A Chinese court has ruled that companies cannot dismiss employees simply for replacement by artificial intelligence, siding with a tech worker in a dispute that experts say highlights growing legal and labor tensions in the era of rapid automation.
The decision was published Tuesday by the Hangzhou Intermediate People’s Court in Hangzhou, a major artificial intelligence hub in Zhejiang Province, alongside a set of “typical examples of protecting the rights of AI enterprises and workers” ahead of International Workers’ Day on May 1. The ruling upheld a lower court judgment that found the dismissal of a senior technology employee unlawful, rejecting the company’s claim that AI-driven restructuring justified termination.
The case centered on a worker surnamed Zhou, who joined an AI-related technology company in November 2022 as a quality assurance supervisor with a monthly salary of 25,000 yuan (about 3,640 U.S. dollars). His responsibilities included aligning user queries with large language models and filtering illegal or privacy-violating content to improve the accuracy and safety of AI systems.
According to the court file, Zhou’s role was later gradually taken over by large language models. The company then proposed reassigning him to a lower-level position with a reduced monthly salary of 15,000 yuan. Zhou refused the change. The company subsequently terminated his contract, offering 311,695 yuan in compensation and citing organizational restructuring and reduced staffing needs.

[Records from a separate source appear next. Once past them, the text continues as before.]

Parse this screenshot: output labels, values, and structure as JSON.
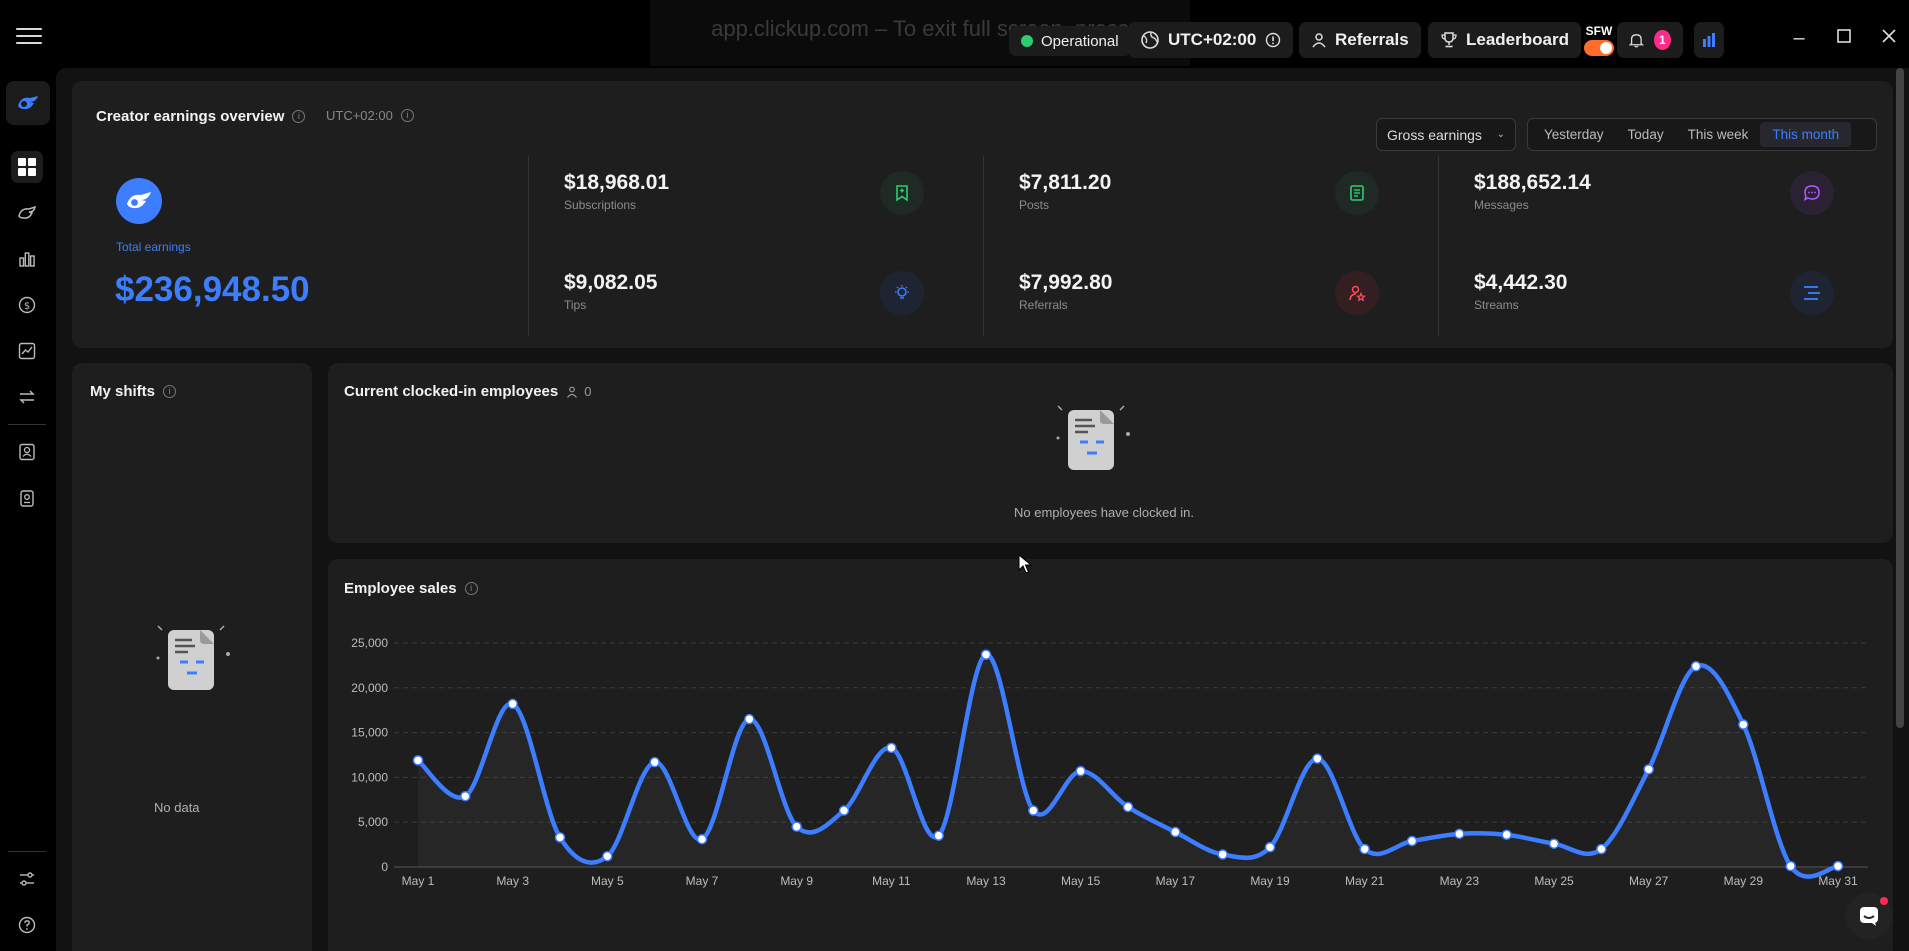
{
  "browser": {
    "fullscreen_message": "app.clickup.com – To exit full screen, press"
  },
  "topbar": {
    "status": "Operational",
    "timezone": "UTC+02:00",
    "referrals": "Referrals",
    "leaderboard": "Leaderboard",
    "sfw": "SFW",
    "notification_count": "1"
  },
  "earnings": {
    "title": "Creator earnings overview",
    "timezone": "UTC+02:00",
    "dropdown": "Gross earnings",
    "ranges": [
      "Yesterday",
      "Today",
      "This week",
      "This month"
    ],
    "active_range": "This month",
    "total_label": "Total earnings",
    "total_value": "$236,948.50",
    "metrics": [
      {
        "value": "$18,968.01",
        "label": "Subscriptions",
        "icon": "bookmark-icon",
        "color": "#2ecc71"
      },
      {
        "value": "$7,811.20",
        "label": "Posts",
        "icon": "document-icon",
        "color": "#2ecc71"
      },
      {
        "value": "$188,652.14",
        "label": "Messages",
        "icon": "chat-bubble-icon",
        "color": "#b35cff"
      },
      {
        "value": "$9,082.05",
        "label": "Tips",
        "icon": "lightbulb-icon",
        "color": "#3d7dff"
      },
      {
        "value": "$7,992.80",
        "label": "Referrals",
        "icon": "user-star-icon",
        "color": "#ff4d5a"
      },
      {
        "value": "$4,442.30",
        "label": "Streams",
        "icon": "stream-icon",
        "color": "#3d7dff"
      }
    ]
  },
  "shifts": {
    "title": "My shifts",
    "empty": "No data"
  },
  "clocked_in": {
    "title": "Current clocked-in employees",
    "count": "0",
    "empty": "No employees have clocked in."
  },
  "sales": {
    "title": "Employee sales"
  },
  "colors": {
    "accent": "#3d7dff",
    "operational": "#2ecc71",
    "toggle": "#ff6b2c",
    "badge": "#ff2b8a"
  },
  "chart_data": {
    "type": "area",
    "title": "Employee sales",
    "xlabel": "",
    "ylabel": "",
    "ylim": [
      0,
      25000
    ],
    "yticks": [
      "0",
      "5,000",
      "10,000",
      "15,000",
      "20,000",
      "25,000"
    ],
    "x": [
      "May 1",
      "May 2",
      "May 3",
      "May 4",
      "May 5",
      "May 6",
      "May 7",
      "May 8",
      "May 9",
      "May 10",
      "May 11",
      "May 12",
      "May 13",
      "May 14",
      "May 15",
      "May 16",
      "May 17",
      "May 18",
      "May 19",
      "May 20",
      "May 21",
      "May 22",
      "May 23",
      "May 24",
      "May 25",
      "May 26",
      "May 27",
      "May 28",
      "May 29",
      "May 30",
      "May 31"
    ],
    "xtick_labels": [
      "May 1",
      "May 3",
      "May 5",
      "May 7",
      "May 9",
      "May 11",
      "May 13",
      "May 15",
      "May 17",
      "May 19",
      "May 21",
      "May 23",
      "May 25",
      "May 27",
      "May 29",
      "May 31"
    ],
    "values": [
      11900,
      7900,
      18200,
      3300,
      1200,
      11700,
      3100,
      16500,
      4500,
      6300,
      13300,
      3500,
      23700,
      6300,
      10700,
      6700,
      3900,
      1400,
      2200,
      12100,
      2000,
      2900,
      3700,
      3600,
      2600,
      2000,
      10900,
      22400,
      15900,
      100,
      100
    ],
    "grid": true,
    "legend": "none"
  }
}
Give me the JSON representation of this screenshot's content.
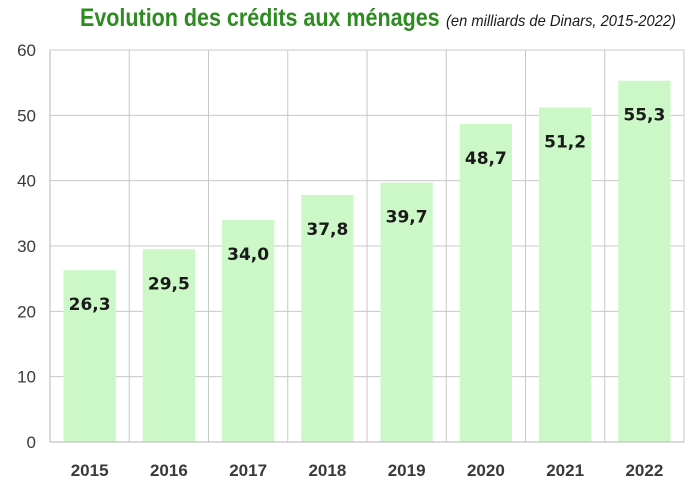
{
  "chart_data": {
    "type": "bar",
    "title": "Evolution des crédits aux ménages",
    "subtitle": "(en milliards de Dinars, 2015-2022)",
    "categories": [
      "2015",
      "2016",
      "2017",
      "2018",
      "2019",
      "2020",
      "2021",
      "2022"
    ],
    "values": [
      26.3,
      29.5,
      34.0,
      37.8,
      39.7,
      48.7,
      51.2,
      55.3
    ],
    "data_labels": [
      "26,3",
      "29,5",
      "34,0",
      "37,8",
      "39,7",
      "48,7",
      "51,2",
      "55,3"
    ],
    "ylim": [
      0,
      60
    ],
    "yticks": [
      "0",
      "10",
      "20",
      "30",
      "40",
      "50",
      "60"
    ],
    "xlabel": "",
    "ylabel": "",
    "grid": true,
    "legend": "none",
    "colors": {
      "bar": "#ccf8c8",
      "title": "#2e8b22",
      "grid": "#c8c8c8",
      "text": "#3a3a3a"
    }
  }
}
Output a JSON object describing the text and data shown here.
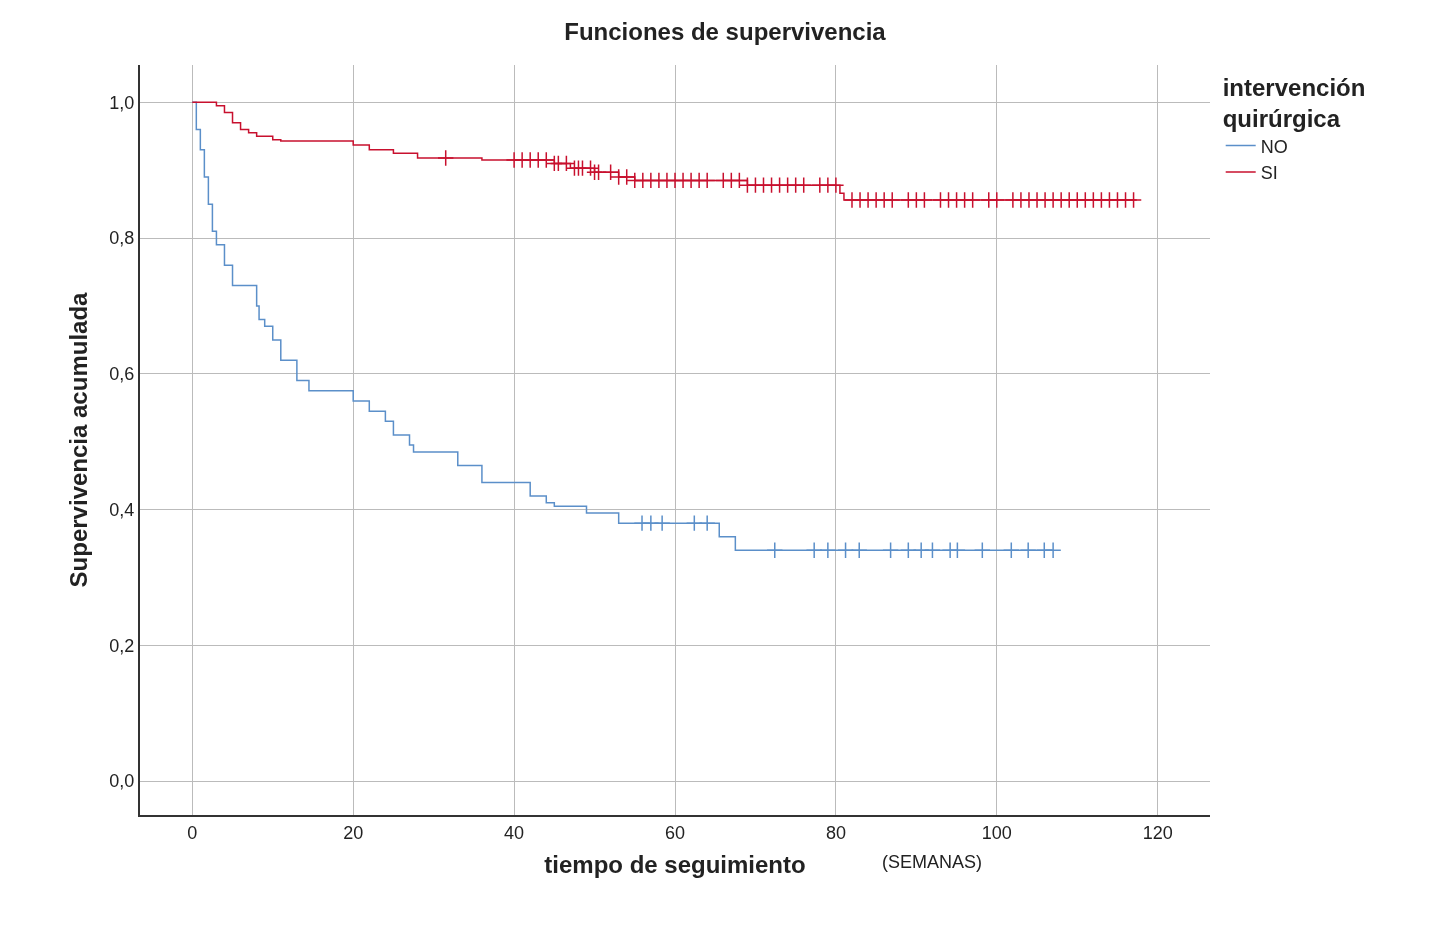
{
  "chart_data": {
    "type": "step",
    "title": "Funciones de supervivencia",
    "xlabel": "tiempo de seguimiento",
    "ylabel": "Supervivencia acumulada",
    "legend_title": "intervención\nquirúrgica",
    "annotations": [
      "(SEMANAS)"
    ],
    "xlim": [
      -6.5,
      126.5
    ],
    "ylim": [
      -0.05,
      1.055
    ],
    "xticks": [
      0,
      20,
      40,
      60,
      80,
      100,
      120
    ],
    "yticks": [
      {
        "value": 0,
        "label": "0,0"
      },
      {
        "value": 0.2,
        "label": "0,2"
      },
      {
        "value": 0.4,
        "label": "0,4"
      },
      {
        "value": 0.6,
        "label": "0,6"
      },
      {
        "value": 0.8,
        "label": "0,8"
      },
      {
        "value": 1.0,
        "label": "1,0"
      }
    ],
    "grid": true,
    "legend": "top right",
    "line_style": "solid",
    "series": [
      {
        "name": "NO",
        "color": "#5b8fc9",
        "marker": "none",
        "x": [
          0,
          0.5,
          1,
          1.5,
          2,
          2.5,
          3,
          4,
          5,
          8,
          8.3,
          9,
          10,
          11,
          13,
          14.5,
          20,
          22,
          24,
          25,
          27,
          27.5,
          33,
          36,
          42,
          44,
          45,
          49,
          53,
          65.5,
          67.5,
          107
        ],
        "values": [
          1.0,
          0.96,
          0.93,
          0.89,
          0.85,
          0.81,
          0.79,
          0.76,
          0.73,
          0.7,
          0.68,
          0.67,
          0.65,
          0.62,
          0.59,
          0.575,
          0.56,
          0.545,
          0.53,
          0.51,
          0.495,
          0.485,
          0.465,
          0.44,
          0.42,
          0.41,
          0.405,
          0.395,
          0.38,
          0.36,
          0.34,
          0.34
        ]
      },
      {
        "name": "SI",
        "color": "#c8102e",
        "marker": "none",
        "x": [
          0,
          3,
          4,
          5,
          6,
          7,
          8,
          10,
          11,
          20,
          22,
          25,
          28,
          36,
          45,
          47,
          50,
          53,
          55,
          69,
          80.5,
          81,
          117.4
        ],
        "values": [
          1.0,
          0.995,
          0.985,
          0.97,
          0.96,
          0.955,
          0.95,
          0.945,
          0.943,
          0.937,
          0.93,
          0.925,
          0.918,
          0.915,
          0.91,
          0.903,
          0.897,
          0.89,
          0.885,
          0.878,
          0.866,
          0.856,
          0.856
        ]
      },
      {
        "type": "scatter",
        "color": "#5b8fc9",
        "marker": "cross",
        "x": [
          55.9,
          57,
          58.4,
          62.4,
          64,
          72.4,
          77.3,
          79,
          81.2,
          82.9,
          86.8,
          89,
          90.6,
          92,
          94.2,
          95.1,
          98.2,
          101.8,
          103.9,
          105.9,
          107
        ],
        "values": [
          0.38,
          0.38,
          0.38,
          0.38,
          0.38,
          0.34,
          0.34,
          0.34,
          0.34,
          0.34,
          0.34,
          0.34,
          0.34,
          0.34,
          0.34,
          0.34,
          0.34,
          0.34,
          0.34,
          0.34,
          0.34
        ]
      },
      {
        "type": "scatter",
        "color": "#c8102e",
        "marker": "cross",
        "x": [
          31.5,
          40,
          41,
          42,
          43,
          44,
          45,
          45.5,
          46.5,
          47.5,
          48,
          48.5,
          49.5,
          50,
          50.5,
          52,
          53,
          54,
          55,
          56,
          57,
          58,
          59,
          60,
          61,
          62,
          63,
          64,
          66,
          67,
          68,
          69,
          70,
          71,
          72,
          73,
          74,
          75,
          76,
          78,
          79,
          80,
          82,
          83,
          84,
          85,
          86,
          87,
          89,
          90,
          91,
          93,
          94,
          95,
          96,
          97,
          99,
          100,
          102,
          103,
          104,
          105,
          106,
          107,
          108,
          109,
          110,
          111,
          112,
          113,
          114,
          115,
          116,
          117
        ],
        "values": [
          0.918,
          0.915,
          0.915,
          0.915,
          0.915,
          0.915,
          0.91,
          0.91,
          0.91,
          0.903,
          0.903,
          0.903,
          0.903,
          0.897,
          0.897,
          0.897,
          0.89,
          0.89,
          0.885,
          0.885,
          0.885,
          0.885,
          0.885,
          0.885,
          0.885,
          0.885,
          0.885,
          0.885,
          0.885,
          0.885,
          0.885,
          0.878,
          0.878,
          0.878,
          0.878,
          0.878,
          0.878,
          0.878,
          0.878,
          0.878,
          0.878,
          0.878,
          0.856,
          0.856,
          0.856,
          0.856,
          0.856,
          0.856,
          0.856,
          0.856,
          0.856,
          0.856,
          0.856,
          0.856,
          0.856,
          0.856,
          0.856,
          0.856,
          0.856,
          0.856,
          0.856,
          0.856,
          0.856,
          0.856,
          0.856,
          0.856,
          0.856,
          0.856,
          0.856,
          0.856,
          0.856,
          0.856,
          0.856,
          0.856
        ]
      }
    ]
  }
}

Zhou challenged the compensation amount through arbitration, arguing for higher damages. The arbitration panel ruled that the dismissal was unlawful and supported his claim for additional compensation. The company, dissatisfied with the outcome, escalated the dispute to a district court in Hangzhou in August 2025, and later appealed to the Hangzhou Intermediate People’s Court.
At the core of the case was whether AI-driven job replacement constitutes a “major change in the objective circumstances” under China’s Labor Contract Law, a legal standard that can justify termination. The court concluded that the company’s justification did not meet this threshold, which is typically reserved for major events such as relocation, mergers, or similar structural disruptions. It further found that the employer failed to demonstrate that Zhou’s employment contract had become impossible to perform.
The court also determined that the reassignment offered to Zhou, which came with a substantial pay cut, was not reasonable. As a result, the termination was ruled unlawful.
Wang Xuyang, a lawyer from Zhejiang Xingjing law firm, said the ruling clarifies an important principle in the context of automation-driven restructuring. He stated that while companies may benefit from efficiency gains brought by AI, they also bear corresponding social responsibilities, adding that “AI replacement does not automatically justify terminating a labor contract.”
The ruling aligns with earlier administrative and arbitration decisions in China addressing similar disputes. In a prior case released by the Beijing Municipal Bureau of Human Resources and Social Security, an AI-related dismissal involving a map data collector was also deemed unlawful. The arbitration panel in that case found that the employer’s use of AI to replace human labor was a voluntary business decision and could not be used to shift the risks of technological change onto employees.
The Hangzhou case comes amid broader debate in China over how AI adoption intersects with labor protections. Official data cited in the report show that China’s core AI industry surpassed 1.2 trillion yuan in 2025, with more than 6,200 related enterprises, and projections suggest that the penetration rate of next-generation intelligent systems could exceed 90 percent by 2030.
The rapid expansion of AI has raised concerns about potential misuse of automation in workforce reductions. Media reports have described cases such as companies using AI-generated digital replicas of former employees to continue performing tasks, fueling discussion about the boundaries of employment law and emerging technologies.
Wang Tianyu, a researcher at the Chinese Academy of Social Sciences, noted that these developments are raising fundamental legal questions, including who qualifies as a legal subject in employment relationships and how personality rights should be defined in AI-driven workplaces. He stated that “technological progress may be irreversible, but it cannot exist outside a legal framework,” emphasizing the need for forward-looking legal safeguards to protect worker dignity and rights.
Legal scholars have similarly stressed that the costs of technological transformation should not fall solely on workers. They argue that AI adoption should not be used as a justification for layoffs or to avoid employer obligations, while also encouraging workers to adapt through skills upgrading.
Pan Helin, an economist and member of an expert committee under China’s Ministry of Industry and Information Technology, said that although AI-driven displacement may be unavoidable, companies are expected to ensure fair transition measures, including reasonable reassignment and adequate compensation in cases of termination.
China’s government work report this year also highlighted the need to improve employment and entrepreneurship measures in response to AI development, signaling the integration of automation’s labor impact into national policy planning. Meanwhile, Goldman Sachs researchers warned in a 2025 report that “it’s early days for AI adoption, and the impact on jobs will largely depend on how employers ultimately put the technology to best use,” underscoring uncertainty around the long-term labor effects of artificial intelligence.